Qualifizierungsmaßnahmen – sinnvoll?

eher nicht. Dieses Beispiel zeigt auch deutlich, worin der Sinn besteht:

Statistikbereinigung, Willkür, Sanktionen

Am 17.10.2008 erging das Urteil zu dem Vorgang “Eine wahre Geschichte anno 2005” am SG Dessau-Roßlau unter dem Aktenzeichen: : S 14 AS 359/06 Eigentlich war es kein Urteil, sondern ein Schuldbekenntnis der Arge Bitterfeld in meinem Fall willkuerlich sanktioniert zu haben! Das Gericht stellte fest:

1. aus der Eingliederungsvereinbarung ist zu entnehmen , dass der Kläger zunächst bei der Firma PC Recycling bei xxxxxxxx gGmbH ab 04.07. einen 1—Euro-Job übernimmt und anschließend in ein 2—monatiges versicherungspflichtiges Beschäftigungsverhältnis bei der Firma xxxxxxx übernommen wird, welches aber denselben Umfang wie die Maßnahme hat.

2. Aus der Eingliederungsvereinbarung ist nicht zu entnehmen, dass es sich hierbei um ein Praktikum bei einer anderen Firma handeln sollte

3. Ebenfalls wäre dieses Praktikum bei einer anderen Firma  Iaut Rechtsprechung kein versicherungspflichtiges Beschäftigungsverhältnis

4. Die Vorsitzende hat ebenfalls Bedenken, eine Firma, bei der der Kläger einen 1-Euro-Job verrichtet mit einer Vermittlungstätigkeit zu beauftragen.

5. Es fehlt auch an einer konkreten Rechtsfolgebelehrung. Die Rechtsfolgebelehrung istz u abstrakt.

6. Der Kläger wurde gemäß § 24 Abs. 1 SGB X nicht angehört

7. Bestimmtheitsgrundsatz wurde verletzt. Da in dem Sanktionsbescheid von einer maximalen Absenkung in Höhe von 89,00 Euro die Rede ist. Die konkrete Sanktion wurde damit nicht ausgedrückt. Es waren 267,-€ sanktioniert!

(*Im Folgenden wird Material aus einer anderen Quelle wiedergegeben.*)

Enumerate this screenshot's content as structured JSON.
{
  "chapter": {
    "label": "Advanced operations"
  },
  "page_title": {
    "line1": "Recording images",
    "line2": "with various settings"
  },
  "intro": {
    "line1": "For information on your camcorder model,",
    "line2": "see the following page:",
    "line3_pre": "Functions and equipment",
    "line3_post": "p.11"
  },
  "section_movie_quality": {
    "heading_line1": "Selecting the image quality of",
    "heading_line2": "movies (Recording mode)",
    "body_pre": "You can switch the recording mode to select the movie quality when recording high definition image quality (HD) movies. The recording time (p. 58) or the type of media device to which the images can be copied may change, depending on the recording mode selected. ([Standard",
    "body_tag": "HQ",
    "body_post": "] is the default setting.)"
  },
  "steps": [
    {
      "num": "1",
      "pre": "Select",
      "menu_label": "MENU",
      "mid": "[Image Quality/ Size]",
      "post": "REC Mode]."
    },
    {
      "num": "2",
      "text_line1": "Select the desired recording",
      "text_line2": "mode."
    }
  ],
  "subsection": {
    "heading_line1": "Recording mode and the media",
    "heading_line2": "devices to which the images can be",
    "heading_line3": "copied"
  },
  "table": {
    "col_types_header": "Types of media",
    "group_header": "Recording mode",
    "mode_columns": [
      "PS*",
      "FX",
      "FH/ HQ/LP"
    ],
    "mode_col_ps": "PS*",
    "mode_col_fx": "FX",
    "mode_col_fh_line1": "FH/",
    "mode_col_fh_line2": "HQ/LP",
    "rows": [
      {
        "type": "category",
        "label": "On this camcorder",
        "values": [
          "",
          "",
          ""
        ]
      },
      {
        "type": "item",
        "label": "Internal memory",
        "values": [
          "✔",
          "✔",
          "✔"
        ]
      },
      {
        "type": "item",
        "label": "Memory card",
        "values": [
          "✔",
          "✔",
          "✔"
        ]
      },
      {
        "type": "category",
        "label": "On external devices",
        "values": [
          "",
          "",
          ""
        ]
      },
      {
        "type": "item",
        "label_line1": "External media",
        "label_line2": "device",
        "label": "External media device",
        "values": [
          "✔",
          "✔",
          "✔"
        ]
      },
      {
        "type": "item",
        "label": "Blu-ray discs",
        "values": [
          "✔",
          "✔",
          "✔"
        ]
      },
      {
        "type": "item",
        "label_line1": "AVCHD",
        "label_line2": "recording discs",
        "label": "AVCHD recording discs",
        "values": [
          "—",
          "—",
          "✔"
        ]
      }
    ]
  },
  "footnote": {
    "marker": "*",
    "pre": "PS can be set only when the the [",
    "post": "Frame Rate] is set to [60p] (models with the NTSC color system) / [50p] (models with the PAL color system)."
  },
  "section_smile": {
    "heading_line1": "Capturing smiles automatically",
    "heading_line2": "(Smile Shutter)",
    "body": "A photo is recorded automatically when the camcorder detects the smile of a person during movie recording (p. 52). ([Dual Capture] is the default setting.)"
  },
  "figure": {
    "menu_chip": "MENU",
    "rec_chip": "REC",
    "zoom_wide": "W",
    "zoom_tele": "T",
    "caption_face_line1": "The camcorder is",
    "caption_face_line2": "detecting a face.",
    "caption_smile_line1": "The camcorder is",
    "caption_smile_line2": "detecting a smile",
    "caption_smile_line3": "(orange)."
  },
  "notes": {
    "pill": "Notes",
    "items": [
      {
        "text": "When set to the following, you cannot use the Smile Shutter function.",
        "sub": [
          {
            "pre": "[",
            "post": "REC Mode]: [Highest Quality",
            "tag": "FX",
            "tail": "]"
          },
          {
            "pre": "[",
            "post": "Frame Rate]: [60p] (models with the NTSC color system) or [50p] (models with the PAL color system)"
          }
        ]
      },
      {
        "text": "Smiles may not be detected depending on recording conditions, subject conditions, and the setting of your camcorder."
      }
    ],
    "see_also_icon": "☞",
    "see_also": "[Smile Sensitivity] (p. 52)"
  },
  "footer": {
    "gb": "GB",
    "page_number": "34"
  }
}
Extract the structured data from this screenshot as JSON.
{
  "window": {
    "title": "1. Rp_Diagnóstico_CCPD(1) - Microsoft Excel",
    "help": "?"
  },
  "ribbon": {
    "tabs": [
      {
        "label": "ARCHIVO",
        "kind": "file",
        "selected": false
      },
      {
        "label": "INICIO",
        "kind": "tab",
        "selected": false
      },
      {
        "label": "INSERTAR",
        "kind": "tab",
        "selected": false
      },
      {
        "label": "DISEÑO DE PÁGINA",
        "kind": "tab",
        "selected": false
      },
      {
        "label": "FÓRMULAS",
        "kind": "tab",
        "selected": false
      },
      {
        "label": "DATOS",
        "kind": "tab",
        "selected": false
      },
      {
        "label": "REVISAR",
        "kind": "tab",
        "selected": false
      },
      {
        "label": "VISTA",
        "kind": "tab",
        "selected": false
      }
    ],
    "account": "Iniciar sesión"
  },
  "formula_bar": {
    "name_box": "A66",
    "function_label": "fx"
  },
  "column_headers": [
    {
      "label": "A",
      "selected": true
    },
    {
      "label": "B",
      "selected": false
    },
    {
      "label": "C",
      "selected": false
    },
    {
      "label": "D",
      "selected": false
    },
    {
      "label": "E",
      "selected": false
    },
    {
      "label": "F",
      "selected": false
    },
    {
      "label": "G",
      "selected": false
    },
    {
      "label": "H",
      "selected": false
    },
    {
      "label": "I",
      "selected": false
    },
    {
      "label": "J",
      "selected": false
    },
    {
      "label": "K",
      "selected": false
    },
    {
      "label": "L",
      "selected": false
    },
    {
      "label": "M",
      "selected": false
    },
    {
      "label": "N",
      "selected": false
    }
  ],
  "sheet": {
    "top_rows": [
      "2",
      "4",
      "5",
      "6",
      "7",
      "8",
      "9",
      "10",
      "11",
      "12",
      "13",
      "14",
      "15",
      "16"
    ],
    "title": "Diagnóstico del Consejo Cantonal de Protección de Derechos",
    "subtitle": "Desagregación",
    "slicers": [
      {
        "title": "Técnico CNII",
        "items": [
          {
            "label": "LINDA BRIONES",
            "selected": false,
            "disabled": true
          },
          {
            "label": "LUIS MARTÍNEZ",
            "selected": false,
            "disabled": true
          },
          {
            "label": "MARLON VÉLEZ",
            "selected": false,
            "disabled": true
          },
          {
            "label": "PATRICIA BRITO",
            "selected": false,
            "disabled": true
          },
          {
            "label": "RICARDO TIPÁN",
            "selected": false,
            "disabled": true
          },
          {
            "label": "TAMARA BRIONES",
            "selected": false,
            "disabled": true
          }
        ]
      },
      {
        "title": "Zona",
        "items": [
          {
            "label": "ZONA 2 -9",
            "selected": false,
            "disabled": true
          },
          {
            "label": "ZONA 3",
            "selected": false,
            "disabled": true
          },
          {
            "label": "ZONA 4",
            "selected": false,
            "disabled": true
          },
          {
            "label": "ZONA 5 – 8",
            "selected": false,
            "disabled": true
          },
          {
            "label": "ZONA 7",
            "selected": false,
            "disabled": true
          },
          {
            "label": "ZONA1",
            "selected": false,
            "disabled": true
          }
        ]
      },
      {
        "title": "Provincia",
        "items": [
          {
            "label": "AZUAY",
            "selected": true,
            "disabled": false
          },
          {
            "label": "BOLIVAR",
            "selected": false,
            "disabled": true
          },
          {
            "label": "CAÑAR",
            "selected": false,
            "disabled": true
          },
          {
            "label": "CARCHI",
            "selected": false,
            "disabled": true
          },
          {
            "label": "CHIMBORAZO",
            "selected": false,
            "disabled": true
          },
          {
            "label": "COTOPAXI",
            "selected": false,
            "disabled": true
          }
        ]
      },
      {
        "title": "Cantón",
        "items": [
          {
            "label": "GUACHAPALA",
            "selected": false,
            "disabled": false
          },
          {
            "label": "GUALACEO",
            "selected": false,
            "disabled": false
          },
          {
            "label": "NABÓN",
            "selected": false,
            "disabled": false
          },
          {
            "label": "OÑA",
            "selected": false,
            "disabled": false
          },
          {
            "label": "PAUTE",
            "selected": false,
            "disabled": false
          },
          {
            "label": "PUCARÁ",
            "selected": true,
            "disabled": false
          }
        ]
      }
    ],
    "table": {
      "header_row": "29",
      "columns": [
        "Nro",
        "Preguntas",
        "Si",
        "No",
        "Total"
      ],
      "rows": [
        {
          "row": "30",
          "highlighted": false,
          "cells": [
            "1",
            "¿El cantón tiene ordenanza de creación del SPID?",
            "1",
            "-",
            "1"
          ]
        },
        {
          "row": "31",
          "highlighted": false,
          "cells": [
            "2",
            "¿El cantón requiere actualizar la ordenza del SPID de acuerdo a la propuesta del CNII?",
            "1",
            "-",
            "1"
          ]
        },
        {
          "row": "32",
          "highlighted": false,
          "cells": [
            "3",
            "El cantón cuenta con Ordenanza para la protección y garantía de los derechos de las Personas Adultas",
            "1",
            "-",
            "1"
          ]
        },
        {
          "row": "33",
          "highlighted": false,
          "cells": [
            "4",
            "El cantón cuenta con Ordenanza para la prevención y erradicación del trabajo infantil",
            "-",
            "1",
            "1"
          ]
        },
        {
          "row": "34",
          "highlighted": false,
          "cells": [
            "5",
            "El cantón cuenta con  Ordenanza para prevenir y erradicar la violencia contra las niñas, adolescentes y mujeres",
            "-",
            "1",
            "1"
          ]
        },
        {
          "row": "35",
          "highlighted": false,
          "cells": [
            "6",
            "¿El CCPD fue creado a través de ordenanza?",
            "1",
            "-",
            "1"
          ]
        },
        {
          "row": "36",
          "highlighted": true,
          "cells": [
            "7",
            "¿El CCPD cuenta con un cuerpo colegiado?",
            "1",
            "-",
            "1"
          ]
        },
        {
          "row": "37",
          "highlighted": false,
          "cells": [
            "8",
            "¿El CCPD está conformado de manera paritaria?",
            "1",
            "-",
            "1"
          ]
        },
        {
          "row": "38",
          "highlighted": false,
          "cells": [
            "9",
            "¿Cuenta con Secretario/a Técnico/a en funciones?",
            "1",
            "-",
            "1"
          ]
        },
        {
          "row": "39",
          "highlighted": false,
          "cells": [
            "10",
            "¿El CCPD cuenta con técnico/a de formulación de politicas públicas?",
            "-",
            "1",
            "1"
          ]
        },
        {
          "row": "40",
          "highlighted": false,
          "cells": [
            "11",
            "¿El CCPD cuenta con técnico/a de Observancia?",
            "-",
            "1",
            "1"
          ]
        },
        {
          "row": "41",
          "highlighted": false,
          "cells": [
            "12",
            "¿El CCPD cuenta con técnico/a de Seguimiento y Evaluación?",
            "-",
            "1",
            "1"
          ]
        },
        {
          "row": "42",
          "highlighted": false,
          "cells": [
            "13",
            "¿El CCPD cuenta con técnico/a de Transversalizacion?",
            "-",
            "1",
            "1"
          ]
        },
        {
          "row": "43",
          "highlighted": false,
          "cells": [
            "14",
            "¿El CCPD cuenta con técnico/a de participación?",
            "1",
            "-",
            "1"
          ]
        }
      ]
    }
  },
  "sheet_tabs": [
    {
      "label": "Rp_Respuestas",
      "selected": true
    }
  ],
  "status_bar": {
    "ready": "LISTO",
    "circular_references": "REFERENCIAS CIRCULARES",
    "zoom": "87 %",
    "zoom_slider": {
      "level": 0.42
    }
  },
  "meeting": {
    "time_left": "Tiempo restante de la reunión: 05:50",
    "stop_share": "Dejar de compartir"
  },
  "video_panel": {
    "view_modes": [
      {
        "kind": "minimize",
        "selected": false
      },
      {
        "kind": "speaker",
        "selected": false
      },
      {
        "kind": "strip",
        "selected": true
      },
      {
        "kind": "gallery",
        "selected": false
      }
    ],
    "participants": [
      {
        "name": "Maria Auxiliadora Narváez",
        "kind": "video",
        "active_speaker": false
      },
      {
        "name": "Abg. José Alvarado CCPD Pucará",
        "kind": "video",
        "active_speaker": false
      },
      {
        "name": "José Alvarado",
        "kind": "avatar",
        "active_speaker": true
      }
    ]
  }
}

Das Sitzungsprotokoll ist hier als PDF einzusehen Fast 3 Jahre warten haben sich gelohnt. Niemand sollte Sanktionen hinnehmen, Dabei sind seit dieser Maßnahme mehrere Millarden Euros im Land auf so oder so ähnliche Art verbrannt worden ohne den Arbeitslosen wirklich dienlich gewesen zu sein.  siehe (Armutsindustrie). Zur Zeit schreien Alle durcheinander.  Wie wäre es denn mal die direkt Betroffenen zu fragen? Oder noch besser man sollte einfach nur das Grundgesetz beachten:

Artikel 12

(1) Alle Deutschen haben das Recht, Beruf, Arbeitsplatz und Ausbildungsstätte frei zu wählen. Die Berufsausübung kann durch Gesetz oder auf Grund eines Gesetzes geregelt werden.

(2) Niemand darf zu einer bestimmten Arbeit gezwungen werden, außer im Rahmen einer herkömmlichen allgemeinen, für alle gleichen öffentlichen Dienstleistungspflicht.

(3) Zwangsarbeit ist nur bei einer gerichtlich angeordneten Freiheitsentziehung zulässig.

Auch Arbeitslose sind Mitglieder dieser Gesellschaft, deshalb weg mit Sanktionen, Zwängen und Erpressungen. Keine Willkür im Amt!